Леонид всматривался в фото и говорил:
– Ваш отец, Таня, приводил расчеты для использования атмосферного электричества и пишет о своей машине. Его машина должна была состоять из остроконечных гребенок, между которыми вращается тонкозубчатый вал. Он учитывал разницу потенциала в высоких слоях атмосферы и на поверхности Земли. Эта разница достигает почти полутора тысяч вольт. Вот Илья Акимович и ожидал, что вал придет во вращательное движение. Свой уловитель атмосферного электричества он сделал из легкой металлической кисти и поднимал его на змее в воздух. От кисти шел тонкий изолированный провод, вплетенный в бечевку для запускания змея. На земле конец провода прикрепляется к вводной клемме модели. По расчетам Ильи Акимовича, ток, раньше чем уйти по специальному заземлителю, должен был пробежать по зубцам гребенки. А они рассчитаны были у него так, что соответствующие зубцы на валу никогда не могли поставить его на «мертвую точку».
Мы просмотрели целую серию фотографий, в которых искусный Симон восстановил текст рукописи моего отца.

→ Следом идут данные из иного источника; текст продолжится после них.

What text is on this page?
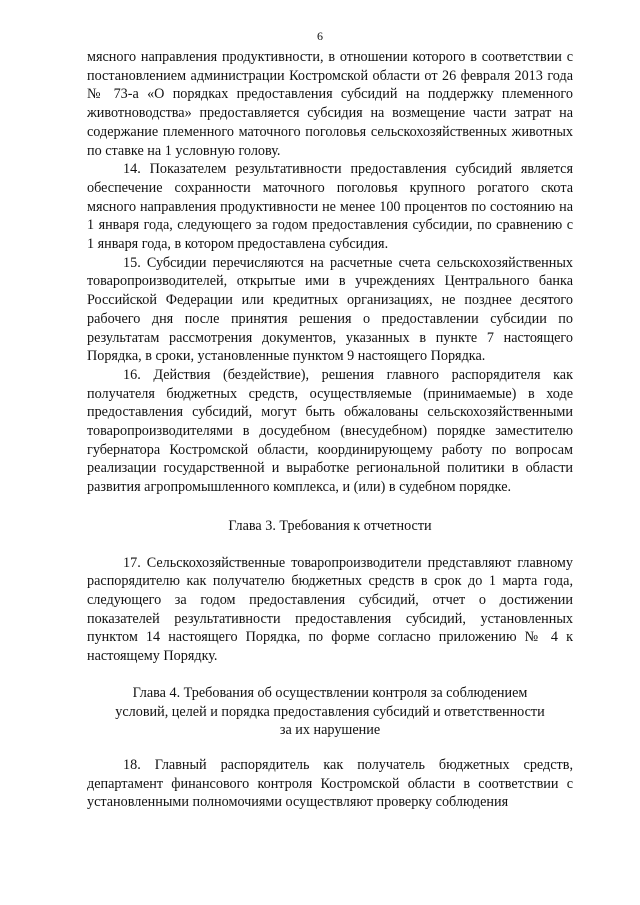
6

мясного направления продуктивности, в отношении которого в соответствии с постановлением администрации Костромской области от 26 февраля 2013 года № 73-а «О порядках предоставления субсидий на поддержку племенного животноводства» предоставляется субсидия на возмещение части затрат на содержание племенного маточного поголовья сельскохозяйственных животных по ставке на 1 условную голову.

14. Показателем результативности предоставления субсидий является обеспечение сохранности маточного поголовья крупного рогатого скота мясного направления продуктивности не менее 100 процентов по состоянию на 1 января года, следующего за годом предоставления субсидии, по сравнению с 1 января года, в котором предоставлена субсидия.

15. Субсидии перечисляются на расчетные счета сельскохозяйственных товаропроизводителей, открытые ими в учреждениях Центрального банка Российской Федерации или кредитных организациях, не позднее десятого рабочего дня после принятия решения о предоставлении субсидии по результатам рассмотрения документов, указанных в пункте 7 настоящего Порядка, в сроки, установленные пунктом 9 настоящего Порядка.

16. Действия (бездействие), решения главного распорядителя как получателя бюджетных средств, осуществляемые (принимаемые) в ходе предоставления субсидий, могут быть обжалованы сельскохозяйственными товаропроизводителями в досудебном (внесудебном) порядке заместителю губернатора Костромской области, координирующему работу по вопросам реализации государственной и выработке региональной политики в области развития агропромышленного комплекса, и (или) в судебном порядке.

Глава 3. Требования к отчетности

17. Сельскохозяйственные товаропроизводители представляют главному распорядителю как получателю бюджетных средств в срок до 1 марта года, следующего за годом предоставления субсидий, отчет о достижении показателей результативности предоставления субсидий, установленных пунктом 14 настоящего Порядка, по форме согласно приложению № 4 к настоящему Порядку.

Глава 4. Требования об осуществлении контроля за соблюдением
условий, целей и порядка предоставления субсидий и ответственности
за их нарушение

18. Главный распорядитель как получатель бюджетных средств, департамент финансового контроля Костромской области в соответствии с установленными полномочиями осуществляют проверку соблюдения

– Самое интересное, друзья мои, – сказал Леонид, – это одна фраза в записках Ильи Акимовича. Он пишет, как настоящий провидец: «Шаровая молния – не молния, а совсем другое».
– Но что же? – задала вопрос я.
– Чтобы узнать, мы должны работать. Я еще не нашел ответа на многие интересующие меня вопросы, – задумчиво сказал Леонид. – Какие опыты производил Илья Акимович в лесу? Может быть, он работал там со своей собственной «громовою машиной»? Был убит молнией, как самоотверженный служитель науки?
При этих словах у меня навернулись слезы на глазах.
Я представила себе отца, когда он спускался по ступенькам крыльца, быстро вскакивал на лошадь и приветливо махал рукой. Вспомнилось, как охотники привезли его из лесу мертвым.
– Еще у меня вопрос, на который ищу ответ, – очень тихо говорил Леонид. – Зачем Илья Акимович зачеркнул в своих записях самые важные строки?
Через несколько дней вышло распоряжение, чтобы наша лаборатория в полном составе выехала в Саялы.
XXIII. Догадка
Апрельское чистое небо расстилалось над знакомым мне саяльским лугом, сплошь покрытым большими, необычайно красивыми цветами. Лилии, орхидеи, колокольчики, горные фиалки огромной величины наполняли воздух тонким ароматом.